One of the few who went on the record saying they had heard Manchin was making these remarks was Sen. Sherrod Brown of Ohio.

Sen. Sherrod Brown (D-Ohio), a top proponent of the child payments, said he had heard of Manchin’s remarks about the money going toward drugs but wasn’t paying any mind to it.

“The stories I hear the most, if you put it in categories, are child care, school supplies, college fund, phone bills,” Brown told HuffPost last week. “My focus is getting this program — which is the best thing Congress has done in 25 years — making sure it continues.”

Well, that would be nice. In July alone, the first month the child tax credit was implemented, three million children were lifted out of poverty. That is actually astounding when you consider that the credit is only $300 a month for children under six and $250 a month for those between six and 17. That's a small amount of money for such a big impact. Some might say that's a really good thing, and worth every penny. Though not, apparently, Joe Manchin.
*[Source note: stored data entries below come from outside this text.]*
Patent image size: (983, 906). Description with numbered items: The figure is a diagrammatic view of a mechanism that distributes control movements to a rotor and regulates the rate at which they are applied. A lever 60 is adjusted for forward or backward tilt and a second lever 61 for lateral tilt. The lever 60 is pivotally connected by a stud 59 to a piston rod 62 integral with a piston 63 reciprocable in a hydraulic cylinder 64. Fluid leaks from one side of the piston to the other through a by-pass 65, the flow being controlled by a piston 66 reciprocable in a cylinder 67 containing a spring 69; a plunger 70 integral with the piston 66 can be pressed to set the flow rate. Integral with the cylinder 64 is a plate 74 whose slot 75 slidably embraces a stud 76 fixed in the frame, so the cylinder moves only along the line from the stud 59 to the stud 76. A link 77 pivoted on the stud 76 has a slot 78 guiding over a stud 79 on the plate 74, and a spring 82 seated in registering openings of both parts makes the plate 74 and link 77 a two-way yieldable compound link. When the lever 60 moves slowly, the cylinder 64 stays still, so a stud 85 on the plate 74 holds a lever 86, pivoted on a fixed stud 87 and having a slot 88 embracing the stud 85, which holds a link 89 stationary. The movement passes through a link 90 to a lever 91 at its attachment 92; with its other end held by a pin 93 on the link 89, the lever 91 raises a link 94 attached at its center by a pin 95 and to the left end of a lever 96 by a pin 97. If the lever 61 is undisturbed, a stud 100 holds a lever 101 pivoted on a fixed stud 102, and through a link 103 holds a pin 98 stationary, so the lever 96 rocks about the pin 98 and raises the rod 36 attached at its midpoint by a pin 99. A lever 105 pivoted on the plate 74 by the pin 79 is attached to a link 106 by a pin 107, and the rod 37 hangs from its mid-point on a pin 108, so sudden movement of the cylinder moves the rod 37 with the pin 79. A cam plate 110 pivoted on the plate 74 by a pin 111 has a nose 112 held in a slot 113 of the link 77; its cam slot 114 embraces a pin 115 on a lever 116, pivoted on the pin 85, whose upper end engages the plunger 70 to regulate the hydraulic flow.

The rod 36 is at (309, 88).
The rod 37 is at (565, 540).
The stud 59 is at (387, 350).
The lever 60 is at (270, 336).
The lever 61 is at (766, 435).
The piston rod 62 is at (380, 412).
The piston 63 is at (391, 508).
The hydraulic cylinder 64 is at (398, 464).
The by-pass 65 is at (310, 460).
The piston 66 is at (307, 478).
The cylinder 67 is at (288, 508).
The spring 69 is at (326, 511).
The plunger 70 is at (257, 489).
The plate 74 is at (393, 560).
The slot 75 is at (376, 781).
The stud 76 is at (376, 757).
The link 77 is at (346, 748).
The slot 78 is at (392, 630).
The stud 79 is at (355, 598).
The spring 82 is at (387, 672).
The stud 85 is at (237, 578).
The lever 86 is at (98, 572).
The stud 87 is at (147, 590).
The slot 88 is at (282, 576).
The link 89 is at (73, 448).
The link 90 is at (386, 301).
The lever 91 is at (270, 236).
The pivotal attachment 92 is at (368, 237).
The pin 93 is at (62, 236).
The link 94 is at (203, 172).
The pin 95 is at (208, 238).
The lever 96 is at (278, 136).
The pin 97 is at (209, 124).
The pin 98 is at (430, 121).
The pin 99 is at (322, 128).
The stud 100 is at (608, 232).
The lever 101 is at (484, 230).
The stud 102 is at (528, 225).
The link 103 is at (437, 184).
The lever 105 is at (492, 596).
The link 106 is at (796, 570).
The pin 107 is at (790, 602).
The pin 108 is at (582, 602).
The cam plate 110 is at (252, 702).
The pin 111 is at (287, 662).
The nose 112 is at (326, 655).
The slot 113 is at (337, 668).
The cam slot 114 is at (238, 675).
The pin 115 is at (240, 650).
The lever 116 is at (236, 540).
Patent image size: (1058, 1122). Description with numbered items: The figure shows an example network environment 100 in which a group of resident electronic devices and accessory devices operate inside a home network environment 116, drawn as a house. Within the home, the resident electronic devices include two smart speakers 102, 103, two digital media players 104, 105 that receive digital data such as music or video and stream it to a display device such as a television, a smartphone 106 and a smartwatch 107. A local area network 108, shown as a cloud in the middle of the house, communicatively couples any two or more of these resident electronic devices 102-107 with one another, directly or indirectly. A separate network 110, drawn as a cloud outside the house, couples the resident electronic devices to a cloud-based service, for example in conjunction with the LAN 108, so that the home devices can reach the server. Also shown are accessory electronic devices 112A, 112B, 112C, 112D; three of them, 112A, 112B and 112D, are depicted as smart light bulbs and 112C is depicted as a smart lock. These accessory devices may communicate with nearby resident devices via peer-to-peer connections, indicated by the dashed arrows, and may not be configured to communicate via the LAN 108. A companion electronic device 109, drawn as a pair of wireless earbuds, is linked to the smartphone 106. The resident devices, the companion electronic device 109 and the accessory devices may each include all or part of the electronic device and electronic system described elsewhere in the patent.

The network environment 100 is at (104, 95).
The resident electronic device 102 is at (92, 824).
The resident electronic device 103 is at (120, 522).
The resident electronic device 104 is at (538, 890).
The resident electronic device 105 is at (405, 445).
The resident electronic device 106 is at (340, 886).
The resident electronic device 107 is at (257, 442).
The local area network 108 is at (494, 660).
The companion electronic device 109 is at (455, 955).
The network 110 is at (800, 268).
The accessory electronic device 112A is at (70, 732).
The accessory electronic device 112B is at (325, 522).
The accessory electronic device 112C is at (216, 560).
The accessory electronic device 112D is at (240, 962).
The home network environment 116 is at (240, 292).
If the things Joe Manchin believed about people were true — if poor people were poor because they were morally deficient lazy jerks who only ever wanted to take advantage of others and would do so given any opportunity, if people actually were able to live off of the minimum wage — many of his positions actually would make a certain amount of sense. The problem is, they're not.

And not for nothing, but here's a study showing that increasing child benefits led to a decrease in tobacco and alcohol consumption. People raising their kids with less stress can be healthier and happier, and their kids can be healthier and happier. Thanks, science!

If every person in America were absolutely perfect, if we all worked hard and only ever spent our money on sensible things (the lower classes, anyway), we would still have the exact same problems we have now. Our economic problems are not caused by workers not being good enough or moral enough.

We literally need people to do the work that we have decided shouldn't pay a living wage. This is the lesson of the pandemic. No matter how bad things were, we still needed people to work at the Targets where we scrambled for toilet paper. We needed people to deliver food and groceries to us so we could shelter in place. There was no amount of time that we were able to go without people doing these jobs and we cannot survive without them. Those people need enough money to eat, to pay rent and to take care of their children if they have them. We need people to do the work, therefore we need those people to be able to survive off of doing that work.

If the system still doesn't work even if everyone in it is perfect, that's a problem with the system, not with the people in it. That is what Joe Manchin doesn't seem to get, though with a seemingly incredibly pissed Chuck Schumer scheduling a vote on it anyway, Manchin presumably will be forced to explain this at some point in the near future.